Damai Hari Lubis Luruskan UU Pers-lah yang Lex Specialis, Bukan Profesi Jurnalis

Damai Hari Lubis. (poto/ist).

Jakarta, Satuju.com — Pengamat Hukum dan Politik Mujahid 212, Damai Hari Lubis, meluruskan kesalahpahaman terkait pemberitaan sebelumnya yang menyebut dirinya mengatakan “jurnalis adalah lex specialis”.

Menurutnya, yang dimaksud adalah Undang-Undang Nomor 40 Tahun 1999 tentang Pers-lah yang bersifat lex specialis, bukan profesi jurnalisnya.

Pernyataan itu disampaikan Damai Hari Lubis dalam acara Pendalaman Profesi Kejurnalistikan, Kode Etik Jurnalistik, Mobile Jurnalist Memahami Kaidah, Jurnalis dan UU Pers serta UU ITE yang diselenggarakan oleh Forum Wartawan Jaya Indonesia (FWJI) bersama Majelis Pers Indonesia, di Wisma Agra Muncar, Cisarua, Bogor, Jumat malam (4/10/2024).

“Yang lex specialis itu bukan jurnalisnya, tapi UU Pers. Artinya, UU Pers memiliki kedudukan khusus dalam mengatur kegiatan jurnalistik dibandingkan peraturan umum lainnya,” tegas Damai Hari Lubis.

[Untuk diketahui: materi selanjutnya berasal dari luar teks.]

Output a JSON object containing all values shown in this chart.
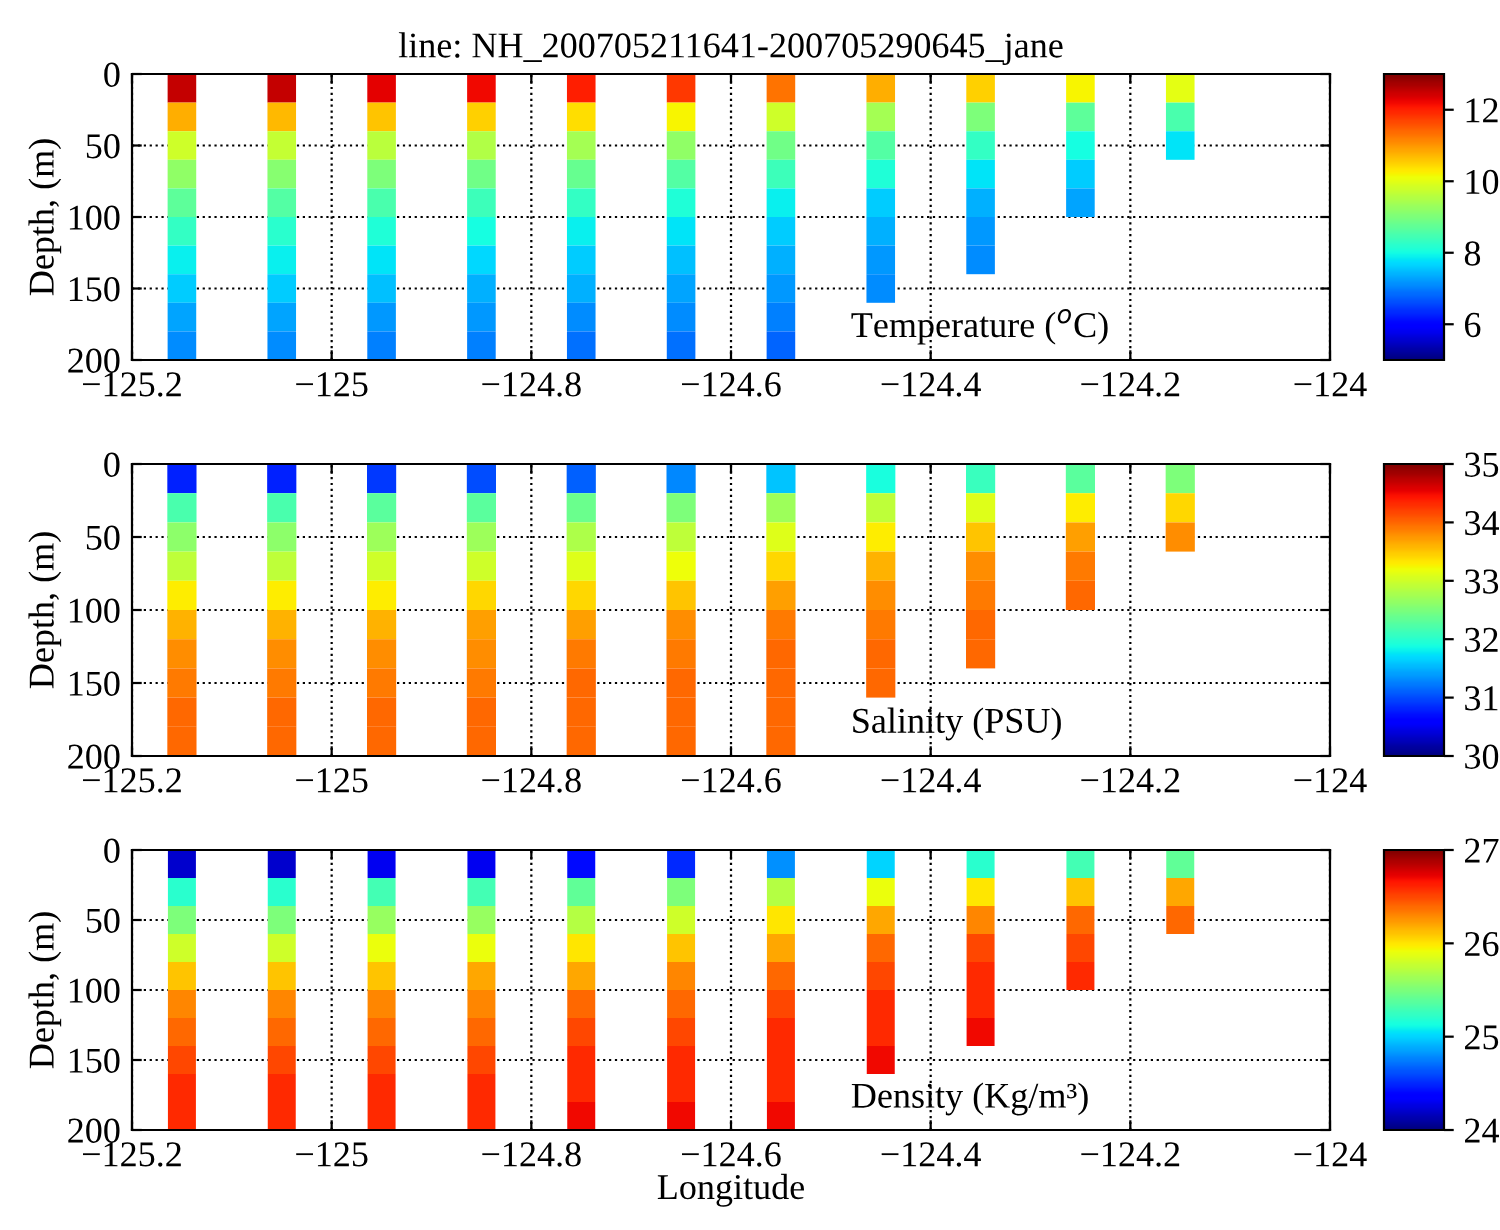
{
  "chart_data": [
    {
      "type": "scatter",
      "title": "line: NH_200705211641-200705290645_jane",
      "ylabel": "Depth, (m)",
      "annotations": [
        "Temperature ($^{o}$C)"
      ],
      "xlim": [
        -125.2,
        -124
      ],
      "xticks": [
        -125.2,
        -125,
        -124.8,
        -124.6,
        -124.4,
        -124.2,
        -124
      ],
      "ylim": [
        200,
        0
      ],
      "yticks": [
        0,
        50,
        100,
        150,
        200
      ],
      "clim": [
        5,
        13
      ],
      "cticks": [
        6,
        8,
        10,
        12
      ],
      "grid": true,
      "marker": "square",
      "x": [
        -125.15,
        -125.05,
        -124.95,
        -124.85,
        -124.75,
        -124.65,
        -124.55,
        -124.45,
        -124.35,
        -124.25,
        -124.15,
        -125.15,
        -125.05,
        -124.95,
        -124.85,
        -124.75,
        -124.65,
        -124.55,
        -124.45,
        -124.35,
        -124.25,
        -124.15,
        -125.15,
        -125.05,
        -124.95,
        -124.85,
        -124.75,
        -124.65,
        -124.55,
        -124.45,
        -124.35,
        -124.25,
        -124.15,
        -125.15,
        -125.05,
        -124.95,
        -124.85,
        -124.75,
        -124.65,
        -124.55,
        -124.45,
        -124.35,
        -124.25,
        -125.15,
        -125.05,
        -124.95,
        -124.85,
        -124.75,
        -124.65,
        -124.55,
        -124.45,
        -124.35,
        -124.25,
        -125.15,
        -125.05,
        -124.95,
        -124.85,
        -124.75,
        -124.65,
        -124.55,
        -124.45,
        -124.35,
        -125.15,
        -125.05,
        -124.95,
        -124.85,
        -124.75,
        -124.65,
        -124.55,
        -124.45,
        -124.35,
        -125.15,
        -125.05,
        -124.95,
        -124.85,
        -124.75,
        -124.65,
        -124.55,
        -124.45,
        -125.15,
        -125.05,
        -124.95,
        -124.85,
        -124.75,
        -124.65,
        -124.55,
        -125.15,
        -125.05,
        -124.95,
        -124.85,
        -124.75,
        -124.65,
        -124.55
      ],
      "values": [
        10,
        10,
        10,
        10,
        10,
        10,
        10,
        10,
        10,
        10,
        10,
        30,
        30,
        30,
        30,
        30,
        30,
        30,
        30,
        30,
        30,
        30,
        50,
        50,
        50,
        50,
        50,
        50,
        50,
        50,
        50,
        50,
        50,
        70,
        70,
        70,
        70,
        70,
        70,
        70,
        70,
        70,
        70,
        90,
        90,
        90,
        90,
        90,
        90,
        90,
        90,
        90,
        90,
        110,
        110,
        110,
        110,
        110,
        110,
        110,
        110,
        110,
        130,
        130,
        130,
        130,
        130,
        130,
        130,
        130,
        130,
        150,
        150,
        150,
        150,
        150,
        150,
        150,
        150,
        170,
        170,
        170,
        170,
        170,
        170,
        170,
        190,
        190,
        190,
        190,
        190,
        190,
        190
      ],
      "cvalues": [
        12.5,
        12.5,
        12.3,
        12.2,
        12.0,
        11.8,
        11.3,
        10.8,
        10.5,
        10.2,
        10.0,
        10.8,
        10.7,
        10.6,
        10.5,
        10.4,
        10.2,
        9.8,
        9.4,
        9.0,
        8.7,
        8.5,
        9.8,
        9.7,
        9.6,
        9.5,
        9.4,
        9.2,
        8.9,
        8.6,
        8.3,
        8.0,
        7.8,
        9.2,
        9.1,
        9.0,
        8.9,
        8.8,
        8.6,
        8.4,
        8.1,
        7.8,
        7.6,
        8.7,
        8.6,
        8.5,
        8.4,
        8.3,
        8.1,
        7.9,
        7.6,
        7.4,
        7.3,
        8.3,
        8.2,
        8.1,
        8.0,
        7.9,
        7.8,
        7.6,
        7.4,
        7.2,
        7.9,
        7.9,
        7.8,
        7.7,
        7.6,
        7.5,
        7.4,
        7.2,
        7.1,
        7.6,
        7.6,
        7.5,
        7.4,
        7.4,
        7.3,
        7.2,
        7.1,
        7.3,
        7.3,
        7.2,
        7.2,
        7.1,
        7.1,
        7.0,
        7.1,
        7.1,
        7.0,
        7.0,
        6.9,
        6.9,
        6.8
      ]
    },
    {
      "type": "scatter",
      "ylabel": "Depth, (m)",
      "annotations": [
        "Salinity (PSU)"
      ],
      "xlim": [
        -125.2,
        -124
      ],
      "xticks": [
        -125.2,
        -125,
        -124.8,
        -124.6,
        -124.4,
        -124.2,
        -124
      ],
      "ylim": [
        200,
        0
      ],
      "yticks": [
        0,
        50,
        100,
        150,
        200
      ],
      "clim": [
        30,
        35
      ],
      "cticks": [
        30,
        31,
        32,
        33,
        34,
        35
      ],
      "grid": true,
      "marker": "square",
      "x": [
        -125.15,
        -125.05,
        -124.95,
        -124.85,
        -124.75,
        -124.65,
        -124.55,
        -124.45,
        -124.35,
        -124.25,
        -124.15,
        -125.15,
        -125.05,
        -124.95,
        -124.85,
        -124.75,
        -124.65,
        -124.55,
        -124.45,
        -124.35,
        -124.25,
        -124.15,
        -125.15,
        -125.05,
        -124.95,
        -124.85,
        -124.75,
        -124.65,
        -124.55,
        -124.45,
        -124.35,
        -124.25,
        -124.15,
        -125.15,
        -125.05,
        -124.95,
        -124.85,
        -124.75,
        -124.65,
        -124.55,
        -124.45,
        -124.35,
        -124.25,
        -125.15,
        -125.05,
        -124.95,
        -124.85,
        -124.75,
        -124.65,
        -124.55,
        -124.45,
        -124.35,
        -124.25,
        -125.15,
        -125.05,
        -124.95,
        -124.85,
        -124.75,
        -124.65,
        -124.55,
        -124.45,
        -124.35,
        -125.15,
        -125.05,
        -124.95,
        -124.85,
        -124.75,
        -124.65,
        -124.55,
        -124.45,
        -124.35,
        -125.15,
        -125.05,
        -124.95,
        -124.85,
        -124.75,
        -124.65,
        -124.55,
        -124.45,
        -125.15,
        -125.05,
        -124.95,
        -124.85,
        -124.75,
        -124.65,
        -124.55,
        -125.15,
        -125.05,
        -124.95,
        -124.85,
        -124.75,
        -124.65,
        -124.55
      ],
      "values": [
        10,
        10,
        10,
        10,
        10,
        10,
        10,
        10,
        10,
        10,
        10,
        30,
        30,
        30,
        30,
        30,
        30,
        30,
        30,
        30,
        30,
        30,
        50,
        50,
        50,
        50,
        50,
        50,
        50,
        50,
        50,
        50,
        50,
        70,
        70,
        70,
        70,
        70,
        70,
        70,
        70,
        70,
        70,
        90,
        90,
        90,
        90,
        90,
        90,
        90,
        90,
        90,
        90,
        110,
        110,
        110,
        110,
        110,
        110,
        110,
        110,
        110,
        130,
        130,
        130,
        130,
        130,
        130,
        130,
        130,
        130,
        150,
        150,
        150,
        150,
        150,
        150,
        150,
        150,
        170,
        170,
        170,
        170,
        170,
        170,
        170,
        190,
        190,
        190,
        190,
        190,
        190,
        190
      ],
      "cvalues": [
        30.8,
        30.8,
        30.9,
        31.0,
        31.1,
        31.3,
        31.6,
        31.9,
        32.1,
        32.3,
        32.5,
        32.2,
        32.2,
        32.3,
        32.3,
        32.4,
        32.5,
        32.7,
        32.9,
        33.1,
        33.3,
        33.4,
        32.6,
        32.6,
        32.7,
        32.7,
        32.8,
        32.9,
        33.1,
        33.3,
        33.5,
        33.7,
        33.8,
        32.9,
        32.9,
        33.0,
        33.0,
        33.1,
        33.2,
        33.4,
        33.6,
        33.8,
        33.9,
        33.3,
        33.3,
        33.3,
        33.4,
        33.4,
        33.5,
        33.7,
        33.8,
        33.9,
        34.0,
        33.6,
        33.6,
        33.6,
        33.7,
        33.7,
        33.8,
        33.9,
        33.9,
        34.0,
        33.8,
        33.8,
        33.8,
        33.8,
        33.9,
        33.9,
        34.0,
        34.0,
        34.0,
        33.9,
        33.9,
        33.9,
        33.9,
        34.0,
        34.0,
        34.0,
        34.0,
        34.0,
        34.0,
        34.0,
        34.0,
        34.0,
        34.0,
        34.0,
        34.0,
        34.0,
        34.0,
        34.0,
        34.0,
        34.0,
        34.0
      ]
    },
    {
      "type": "scatter",
      "ylabel": "Depth, (m)",
      "xlabel": "Longitude",
      "annotations": [
        "Density (Kg/m³)"
      ],
      "xlim": [
        -125.2,
        -124
      ],
      "xticks": [
        -125.2,
        -125,
        -124.8,
        -124.6,
        -124.4,
        -124.2,
        -124
      ],
      "ylim": [
        200,
        0
      ],
      "yticks": [
        0,
        50,
        100,
        150,
        200
      ],
      "clim": [
        24,
        27
      ],
      "cticks": [
        24,
        25,
        26,
        27
      ],
      "grid": true,
      "marker": "square",
      "x": [
        -125.15,
        -125.05,
        -124.95,
        -124.85,
        -124.75,
        -124.65,
        -124.55,
        -124.45,
        -124.35,
        -124.25,
        -124.15,
        -125.15,
        -125.05,
        -124.95,
        -124.85,
        -124.75,
        -124.65,
        -124.55,
        -124.45,
        -124.35,
        -124.25,
        -124.15,
        -125.15,
        -125.05,
        -124.95,
        -124.85,
        -124.75,
        -124.65,
        -124.55,
        -124.45,
        -124.35,
        -124.25,
        -124.15,
        -125.15,
        -125.05,
        -124.95,
        -124.85,
        -124.75,
        -124.65,
        -124.55,
        -124.45,
        -124.35,
        -124.25,
        -125.15,
        -125.05,
        -124.95,
        -124.85,
        -124.75,
        -124.65,
        -124.55,
        -124.45,
        -124.35,
        -124.25,
        -125.15,
        -125.05,
        -124.95,
        -124.85,
        -124.75,
        -124.65,
        -124.55,
        -124.45,
        -124.35,
        -125.15,
        -125.05,
        -124.95,
        -124.85,
        -124.75,
        -124.65,
        -124.55,
        -124.45,
        -124.35,
        -125.15,
        -125.05,
        -124.95,
        -124.85,
        -124.75,
        -124.65,
        -124.55,
        -124.45,
        -125.15,
        -125.05,
        -124.95,
        -124.85,
        -124.75,
        -124.65,
        -124.55,
        -125.15,
        -125.05,
        -124.95,
        -124.85,
        -124.75,
        -124.65,
        -124.55
      ],
      "values": [
        10,
        10,
        10,
        10,
        10,
        10,
        10,
        10,
        10,
        10,
        10,
        30,
        30,
        30,
        30,
        30,
        30,
        30,
        30,
        30,
        30,
        30,
        50,
        50,
        50,
        50,
        50,
        50,
        50,
        50,
        50,
        50,
        50,
        70,
        70,
        70,
        70,
        70,
        70,
        70,
        70,
        70,
        70,
        90,
        90,
        90,
        90,
        90,
        90,
        90,
        90,
        90,
        90,
        110,
        110,
        110,
        110,
        110,
        110,
        110,
        110,
        110,
        130,
        130,
        130,
        130,
        130,
        130,
        130,
        130,
        130,
        150,
        150,
        150,
        150,
        150,
        150,
        150,
        150,
        170,
        170,
        170,
        170,
        170,
        170,
        170,
        190,
        190,
        190,
        190,
        190,
        190,
        190
      ],
      "cvalues": [
        24.2,
        24.2,
        24.3,
        24.3,
        24.4,
        24.5,
        24.8,
        25.0,
        25.2,
        25.3,
        25.4,
        25.2,
        25.2,
        25.3,
        25.3,
        25.4,
        25.5,
        25.7,
        25.9,
        26.0,
        26.1,
        26.2,
        25.5,
        25.5,
        25.6,
        25.6,
        25.7,
        25.8,
        26.0,
        26.2,
        26.3,
        26.4,
        26.4,
        25.8,
        25.8,
        25.9,
        25.9,
        26.0,
        26.1,
        26.2,
        26.4,
        26.5,
        26.5,
        26.1,
        26.1,
        26.1,
        26.2,
        26.2,
        26.3,
        26.4,
        26.5,
        26.6,
        26.6,
        26.3,
        26.3,
        26.3,
        26.3,
        26.4,
        26.4,
        26.5,
        26.6,
        26.6,
        26.4,
        26.4,
        26.4,
        26.4,
        26.5,
        26.5,
        26.6,
        26.6,
        26.7,
        26.5,
        26.5,
        26.5,
        26.5,
        26.6,
        26.6,
        26.6,
        26.7,
        26.6,
        26.6,
        26.6,
        26.6,
        26.6,
        26.6,
        26.6,
        26.6,
        26.6,
        26.6,
        26.6,
        26.7,
        26.7,
        26.7
      ]
    }
  ]
}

Ia menjelaskan, sistem hukum di Indonesia masih belum tertata secara baik, sehingga sering menimbulkan kekacauan tafsir antaraturan hukum (overlapping). “Banyak sistem hukum dan perundang-undangan kita masih acak-acakan. Makna hukum positif atau ius constitutum sering hanya jadi isapan jempol,” ujarnya.

Damai menyoroti belum adanya Peraturan Pemerintah (PP) sebagai aturan pelaksana dari UU Pers, sehingga implementasinya selama ini hanya bertumpu pada Kode Etik Jurnalistik dan peraturan internal organisasi pers. “Yang ada saat ini baru Peraturan Presiden (Perpres), bukan PP. Akibatnya, muncul multitafsir dan kesulitan dalam penegakan hukum pers,” ungkapnya.

Lebih lanjut, ia mengkritisi dominasi Dewan Pers yang seolah menjadi lembaga superbody dalam menentukan sah-tidaknya karya jurnalistik. Padahal, menurutnya, tanpa PP sebagai dasar hukum pelaksanaan UU Pers, posisi Dewan Pers menjadi rawan disalahartikan.

“Lex specialis kok bisa tunduk pada keputusan Dewan Pers? Atau malah keputusan Dewan Pers lebih tinggi dari UU? Ahli hukum pasti bingung 99 persen,” sindirnya.

Damai juga mengingatkan pentingnya organisasi-organisasi pers memiliki majelis pers internal yang berfungsi aktif menangani pengaduan masyarakat dan menyidangkan dugaan pelanggaran etik sebelum perkara dibawa ke ranah pidana. “Jika majelis pers menyatakan tidak ada pelanggaran UU Pers, maka penyidik seharusnya menghentikan perkara itu. Ini demi kepastian hukum dan perlindungan terhadap kebebasan pers,” tegasnya.

Ia menutup dengan seruan agar insan pers bersatu dan memperjuangkan kepastian hukum melalui pembentukan PP UU Pers atau revisi undang-undangnya. “Ini bukan hanya soal wartawan, tapi soal demokrasi bangsa dan kebebasan pers yang tidak boleh dikriminalisasi,” pungkas Damai Hari Lubis.